Abstract

ABSTRACTThis article examines the relationship between borders and alliances in Russian foreign policy. From the early 1990s, with the disintegration of the alliances and blocs of the Cold War, “national borders” reemerged and were either reactivated along the lines of pre-Soviet ones, or were created from the arbitrary lines of Soviet administrators. Yet, the remaking of alliances in recent years has shadowed these re-bordering processes. The enlargement of the EU and NATO in Europe, and the creation of the Shanghai Cooperation Organization and the Eurasian Economic Union have created a new rivalry between alliances. This has resulted in a contradictory and complex geopolitical landscape, where the re-bordered space of the post-Cold War period is de-bordered under the new circumstances of these alliances.

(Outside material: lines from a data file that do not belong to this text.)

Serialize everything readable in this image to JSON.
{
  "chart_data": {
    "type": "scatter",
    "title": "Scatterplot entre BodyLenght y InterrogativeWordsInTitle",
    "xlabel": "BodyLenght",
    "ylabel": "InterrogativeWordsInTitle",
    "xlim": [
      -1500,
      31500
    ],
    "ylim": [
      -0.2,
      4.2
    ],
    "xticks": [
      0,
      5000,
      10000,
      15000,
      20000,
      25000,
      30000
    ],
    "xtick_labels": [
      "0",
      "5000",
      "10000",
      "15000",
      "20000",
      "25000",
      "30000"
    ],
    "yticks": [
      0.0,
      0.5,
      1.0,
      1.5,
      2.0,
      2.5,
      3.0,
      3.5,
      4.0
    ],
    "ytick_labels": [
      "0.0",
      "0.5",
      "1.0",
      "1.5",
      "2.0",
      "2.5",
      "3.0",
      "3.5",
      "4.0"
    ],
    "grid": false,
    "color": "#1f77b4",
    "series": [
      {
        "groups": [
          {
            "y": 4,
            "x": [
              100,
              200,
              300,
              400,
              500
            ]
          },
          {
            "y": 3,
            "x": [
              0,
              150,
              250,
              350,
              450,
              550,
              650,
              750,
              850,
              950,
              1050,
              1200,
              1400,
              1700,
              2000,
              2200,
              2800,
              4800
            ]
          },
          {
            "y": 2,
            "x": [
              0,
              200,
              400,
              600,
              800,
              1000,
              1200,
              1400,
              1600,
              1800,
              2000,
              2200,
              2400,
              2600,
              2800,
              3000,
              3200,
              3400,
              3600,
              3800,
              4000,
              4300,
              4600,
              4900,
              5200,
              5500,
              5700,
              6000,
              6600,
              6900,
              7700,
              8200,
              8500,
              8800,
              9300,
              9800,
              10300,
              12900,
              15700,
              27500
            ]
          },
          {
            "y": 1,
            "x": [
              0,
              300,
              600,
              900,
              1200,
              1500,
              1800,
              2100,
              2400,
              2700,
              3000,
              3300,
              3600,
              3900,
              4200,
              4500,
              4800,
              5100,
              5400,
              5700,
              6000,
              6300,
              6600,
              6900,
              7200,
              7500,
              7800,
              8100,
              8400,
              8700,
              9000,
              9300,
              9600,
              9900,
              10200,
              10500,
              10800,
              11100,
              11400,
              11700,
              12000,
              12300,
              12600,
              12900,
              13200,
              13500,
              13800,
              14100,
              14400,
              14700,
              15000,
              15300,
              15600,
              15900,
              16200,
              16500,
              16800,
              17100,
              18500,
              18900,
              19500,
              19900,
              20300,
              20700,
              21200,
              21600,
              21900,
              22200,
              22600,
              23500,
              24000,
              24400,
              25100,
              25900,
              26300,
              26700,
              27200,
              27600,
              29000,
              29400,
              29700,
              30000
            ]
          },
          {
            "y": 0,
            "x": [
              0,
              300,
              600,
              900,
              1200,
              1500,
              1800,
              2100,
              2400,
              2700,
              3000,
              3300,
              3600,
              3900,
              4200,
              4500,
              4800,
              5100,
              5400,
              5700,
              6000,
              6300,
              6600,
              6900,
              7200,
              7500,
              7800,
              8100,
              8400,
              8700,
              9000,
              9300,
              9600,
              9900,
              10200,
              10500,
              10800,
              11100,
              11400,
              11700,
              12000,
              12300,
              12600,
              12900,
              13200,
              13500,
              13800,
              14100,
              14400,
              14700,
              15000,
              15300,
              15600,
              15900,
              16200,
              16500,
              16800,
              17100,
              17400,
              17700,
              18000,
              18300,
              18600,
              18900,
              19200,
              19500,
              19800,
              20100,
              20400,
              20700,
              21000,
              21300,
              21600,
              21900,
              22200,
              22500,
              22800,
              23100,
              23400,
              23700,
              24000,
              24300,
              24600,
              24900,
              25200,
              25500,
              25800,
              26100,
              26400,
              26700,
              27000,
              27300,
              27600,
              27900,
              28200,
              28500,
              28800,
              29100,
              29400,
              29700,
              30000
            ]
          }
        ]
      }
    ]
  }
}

In the case of Asian borders, the situation seems different from European circumstances where East and West were divided by a “wall” that divided a continent and overlay national borders. In Asia, national borders became more naturalized through the so-called hub and spoke of alliance making centered on US bilateral security arrangements. This article turns to the Russo-Chinese and Russo-Japanese cases, and traces the emergence of a kind of European-Asian hybrid model of the relationship between borders and alliances. It examines the correlation between (b)order making and alliances through an analysis of the dynamics affecting Russia’s eastern borders vis-à-vis China and Japan.